Adrian Bliss: Inside Everyone review – fun lucky dip of historical sketches

Adrian Bliss in red hat with long feather and a white singlet
‘His Pandora’s box sketch is a standout’: Adrian Bliss: Inside Everyone. Photograph: Matthew Hague

Injury time is mushrooming in football in response to the realisation that, in any 90-minute match, the ball may be in play for only half of that. That thought sprang to mind as I watched TikTok star Adrian Bliss’s fringe show. It lasts an hour, but Bliss can’t be on stage for more than 30 minutes. The rest is scene changes in blackout, while a voiceover and pulsing red light bridge the gaps. There is lots to recommend Inside Everyone, but as a stab at translating Bliss’s online sketches into the live medium, it must be chalked up as a somewhat qualified success.

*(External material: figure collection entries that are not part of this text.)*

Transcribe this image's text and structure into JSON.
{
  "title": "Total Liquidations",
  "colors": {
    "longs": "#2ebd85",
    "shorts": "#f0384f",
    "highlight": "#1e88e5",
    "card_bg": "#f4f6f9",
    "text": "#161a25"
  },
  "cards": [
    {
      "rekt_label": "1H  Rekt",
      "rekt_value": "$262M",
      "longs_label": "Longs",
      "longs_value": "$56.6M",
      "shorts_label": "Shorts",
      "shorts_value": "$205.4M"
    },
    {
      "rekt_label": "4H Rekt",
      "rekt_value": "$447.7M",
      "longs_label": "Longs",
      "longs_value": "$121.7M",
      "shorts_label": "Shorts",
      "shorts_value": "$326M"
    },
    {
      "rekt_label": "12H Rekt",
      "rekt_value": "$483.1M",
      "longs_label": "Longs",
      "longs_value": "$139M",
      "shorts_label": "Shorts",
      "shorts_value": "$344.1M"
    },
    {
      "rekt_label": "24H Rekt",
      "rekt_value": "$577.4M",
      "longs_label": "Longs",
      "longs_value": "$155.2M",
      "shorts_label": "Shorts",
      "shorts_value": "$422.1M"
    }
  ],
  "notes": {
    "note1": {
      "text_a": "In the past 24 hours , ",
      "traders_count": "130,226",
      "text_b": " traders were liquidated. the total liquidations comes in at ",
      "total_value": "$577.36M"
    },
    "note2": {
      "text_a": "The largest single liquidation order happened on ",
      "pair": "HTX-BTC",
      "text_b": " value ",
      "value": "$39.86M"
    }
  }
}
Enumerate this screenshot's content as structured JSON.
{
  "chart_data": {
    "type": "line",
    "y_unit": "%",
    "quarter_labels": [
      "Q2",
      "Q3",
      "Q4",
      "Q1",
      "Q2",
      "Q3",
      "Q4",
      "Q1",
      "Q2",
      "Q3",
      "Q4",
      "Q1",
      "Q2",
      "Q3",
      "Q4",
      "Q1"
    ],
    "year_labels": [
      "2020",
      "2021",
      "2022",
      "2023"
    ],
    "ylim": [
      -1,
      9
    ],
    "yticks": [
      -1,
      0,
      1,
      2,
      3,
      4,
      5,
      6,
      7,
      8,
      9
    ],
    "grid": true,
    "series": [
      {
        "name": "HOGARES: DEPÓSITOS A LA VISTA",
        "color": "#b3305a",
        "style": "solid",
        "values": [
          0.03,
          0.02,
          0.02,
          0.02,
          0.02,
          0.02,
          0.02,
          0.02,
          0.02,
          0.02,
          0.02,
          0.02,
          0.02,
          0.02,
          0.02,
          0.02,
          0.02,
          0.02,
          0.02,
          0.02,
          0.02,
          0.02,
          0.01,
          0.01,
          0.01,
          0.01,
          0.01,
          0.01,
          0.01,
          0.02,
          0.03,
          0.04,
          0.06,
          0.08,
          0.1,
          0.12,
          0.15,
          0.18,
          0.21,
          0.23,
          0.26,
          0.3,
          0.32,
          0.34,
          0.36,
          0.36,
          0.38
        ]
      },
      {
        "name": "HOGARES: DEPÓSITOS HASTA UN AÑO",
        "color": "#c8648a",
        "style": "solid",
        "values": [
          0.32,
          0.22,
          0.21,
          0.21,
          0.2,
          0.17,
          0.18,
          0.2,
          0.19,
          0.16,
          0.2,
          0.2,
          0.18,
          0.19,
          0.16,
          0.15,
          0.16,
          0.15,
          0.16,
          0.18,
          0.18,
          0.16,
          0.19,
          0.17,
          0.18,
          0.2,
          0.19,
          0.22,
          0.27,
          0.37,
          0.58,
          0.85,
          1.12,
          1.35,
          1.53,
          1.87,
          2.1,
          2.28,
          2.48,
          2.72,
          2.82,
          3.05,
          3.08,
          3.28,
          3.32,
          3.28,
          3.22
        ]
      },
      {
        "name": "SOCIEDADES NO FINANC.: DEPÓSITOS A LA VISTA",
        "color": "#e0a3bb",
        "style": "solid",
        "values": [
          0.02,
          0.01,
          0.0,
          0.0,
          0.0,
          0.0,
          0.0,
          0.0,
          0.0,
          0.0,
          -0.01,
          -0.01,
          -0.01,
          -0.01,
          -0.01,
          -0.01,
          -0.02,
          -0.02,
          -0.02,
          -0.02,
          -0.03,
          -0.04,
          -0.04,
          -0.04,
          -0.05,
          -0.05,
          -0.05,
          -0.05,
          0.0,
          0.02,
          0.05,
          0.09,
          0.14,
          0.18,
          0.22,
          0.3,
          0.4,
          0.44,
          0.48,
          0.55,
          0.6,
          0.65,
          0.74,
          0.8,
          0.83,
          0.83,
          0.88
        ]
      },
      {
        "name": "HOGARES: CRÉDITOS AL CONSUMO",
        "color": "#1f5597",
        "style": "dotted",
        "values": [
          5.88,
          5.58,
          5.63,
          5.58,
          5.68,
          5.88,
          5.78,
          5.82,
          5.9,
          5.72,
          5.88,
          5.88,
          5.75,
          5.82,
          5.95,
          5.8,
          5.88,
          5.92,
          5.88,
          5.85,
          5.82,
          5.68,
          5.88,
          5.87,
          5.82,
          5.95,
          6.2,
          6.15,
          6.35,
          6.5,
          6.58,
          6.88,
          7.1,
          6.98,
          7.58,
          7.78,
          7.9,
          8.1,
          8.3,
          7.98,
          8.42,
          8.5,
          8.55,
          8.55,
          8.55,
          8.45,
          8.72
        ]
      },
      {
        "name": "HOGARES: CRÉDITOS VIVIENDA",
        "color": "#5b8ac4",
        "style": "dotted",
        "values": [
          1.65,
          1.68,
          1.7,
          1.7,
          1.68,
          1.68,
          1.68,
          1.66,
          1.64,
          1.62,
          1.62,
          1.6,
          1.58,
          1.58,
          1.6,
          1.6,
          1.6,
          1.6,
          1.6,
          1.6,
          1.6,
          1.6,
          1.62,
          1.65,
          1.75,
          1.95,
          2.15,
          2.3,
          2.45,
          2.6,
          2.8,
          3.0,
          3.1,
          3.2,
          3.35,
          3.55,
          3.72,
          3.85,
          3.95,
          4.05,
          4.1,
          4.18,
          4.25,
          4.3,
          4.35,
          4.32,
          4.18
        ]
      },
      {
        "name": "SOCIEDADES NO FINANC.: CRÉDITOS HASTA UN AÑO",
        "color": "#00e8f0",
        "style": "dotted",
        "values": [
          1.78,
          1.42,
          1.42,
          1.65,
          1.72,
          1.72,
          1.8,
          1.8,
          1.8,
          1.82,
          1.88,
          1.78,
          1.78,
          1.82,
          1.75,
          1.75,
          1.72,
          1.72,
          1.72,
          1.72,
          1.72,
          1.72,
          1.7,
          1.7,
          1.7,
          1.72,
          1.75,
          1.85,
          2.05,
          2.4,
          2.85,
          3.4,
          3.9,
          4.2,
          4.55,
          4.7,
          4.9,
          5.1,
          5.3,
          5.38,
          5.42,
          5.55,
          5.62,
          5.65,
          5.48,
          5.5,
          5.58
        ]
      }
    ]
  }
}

The red light represents an atom, whose journey from the outer cosmos to the Earth, then throughout human history, forms the show’s spine. In practice, that means a succession of historical sketches, featuring Bliss as a dinosaur posing for its fossil, as Boudicca scorning Roman wine, and as Van Gogh’s severed ear. There’s a lovely offhandedness and naivety to Bliss’s performance – a naivety that arguably extends to the whole, as Inside Everyone climaxes in hippy-ish wonderment at the interconnectedness of everything. “Do you see,” our host rhapsodies at the soaring finale, “the magnificent unity of it all?”

It’s a matter of taste whether you commend the lack of cynicism or regret the overearnestness. Either way, you’ll find something to enjoy in the 29-year-old’s lucky dip of sketches, most involving dialogue with invisible off-stage interlocutors. Some scenes (the one about Julius Caesar’s lunch, say) feel throwaway, particularly given the laborious changeovers. A skit about Shakespeare’s outsized ruff is fun, even while feeling like a clown routine in search of a more adept clown. His Pandora’s box sketch, with Bliss equally desperate to open the forbidden chest and to preserve his plausible deniability (coyly, to the audience: “I couldn’t ask you a favour, could I?”), is a standout.

His gazillion fans should be satisfied by a show with higher production standards than most fringe comedy – and with a few of his TikTok characters included. As for the rest of us – well, I’d pick Bliss for the next match, but he gets a yellow card for time-wasting.